C.T. Tai, professor emeritus of electrical engineering and computer science, will receive the Best Transactions Paper Award for A Systematic Treatment of Vector Analysis, which was published in the May 1991 issue of Transactions on Education. The award will be presented at the Frontiers in Education 1992 Conference in November. Nenghang Fang, a visiting scholar from China, co-authored the paper.
Gladys G. Leithauser, lecturer in English and rhetoric at U-M-Dearborn, has received the annual Bertrand Russell Society Award for her work as chair of the groups Annual Book Award Committee.
John R. Griffith, the Andrew Pattulio Professor of Health Services Management and Policy, recently received the Gold Medal Award for Excellence and Leadership from the American College of Healthcare Executives.
Thomas D. Gillespie, research scientist at the U-M Transportation Research Institute, is the author of Fundamentals of Vehicle Dynamics, recently published by the Society of Automotive Engineers. The book is intended as a text or reference work and includes engineering principles and practical explanations of how automotive vehicles accelerate, brake, turn and ride.

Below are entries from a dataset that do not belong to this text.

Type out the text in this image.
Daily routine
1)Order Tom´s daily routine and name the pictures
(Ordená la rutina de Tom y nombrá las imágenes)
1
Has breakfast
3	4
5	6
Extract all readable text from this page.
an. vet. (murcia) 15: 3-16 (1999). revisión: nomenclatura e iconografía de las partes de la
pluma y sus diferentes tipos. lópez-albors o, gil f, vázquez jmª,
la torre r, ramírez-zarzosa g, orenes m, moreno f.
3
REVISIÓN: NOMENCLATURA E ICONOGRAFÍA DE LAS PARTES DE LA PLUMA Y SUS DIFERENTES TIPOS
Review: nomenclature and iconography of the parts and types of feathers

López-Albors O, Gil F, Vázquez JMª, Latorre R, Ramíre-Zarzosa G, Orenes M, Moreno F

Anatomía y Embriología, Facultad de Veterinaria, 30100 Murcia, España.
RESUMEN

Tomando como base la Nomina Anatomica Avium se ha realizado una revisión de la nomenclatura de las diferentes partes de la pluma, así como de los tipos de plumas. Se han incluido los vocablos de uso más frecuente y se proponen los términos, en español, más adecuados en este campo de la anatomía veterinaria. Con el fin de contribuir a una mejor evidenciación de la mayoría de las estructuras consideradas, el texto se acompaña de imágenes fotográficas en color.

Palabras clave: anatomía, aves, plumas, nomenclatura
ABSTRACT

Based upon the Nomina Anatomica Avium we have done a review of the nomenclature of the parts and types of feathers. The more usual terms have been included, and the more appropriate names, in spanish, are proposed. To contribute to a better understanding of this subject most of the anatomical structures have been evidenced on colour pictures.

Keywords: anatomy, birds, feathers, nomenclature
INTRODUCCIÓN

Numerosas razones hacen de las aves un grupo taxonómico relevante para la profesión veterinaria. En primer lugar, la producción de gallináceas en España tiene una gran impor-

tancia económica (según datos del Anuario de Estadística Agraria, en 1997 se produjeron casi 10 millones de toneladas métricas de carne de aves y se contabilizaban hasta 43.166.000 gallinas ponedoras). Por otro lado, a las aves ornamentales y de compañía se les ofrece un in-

Dimitris Pavlidis, professor of electrical engineering and computer science, has been awarded the Japan Society for Promotion of Science (JSPS) Fellowship for Senior Scientists/Professors by the Japanese government. The fellowship is designed to promote international cooperation and mutual understanding in scientific research.
Irwin J. Goldstein, professor of biological chemistry and associate dean for research and graduate studies, Medical School, has been named recipient of the 1993 C.S. Hudson Award in Carbohydrate Chemistry. Administered by an international committee of the American Chemical Society, the award recognizes outstanding contributions in the field of carbohydrate chemistry and biochemistry. Goldstein was cited for his studies of cell surface carbohydrates and carbohydrate binding proteins.
Timothy Bahti, associate professor of Germanic languages and literatures in the Program in Comparative Literature, is the author of Allegories of History: Literary Historiography after Hegal, published by Johns Hopkins University Press.
William H. Albright, professor of music, has received the 199293 ASCAP Award from the American Society of Composers, Authors and Publishers (ASCAP). The award is based on the unique prestige value of each writers catalog of original compositions. Albright teaches music composition and performs and records organ music from the 16th century to the present.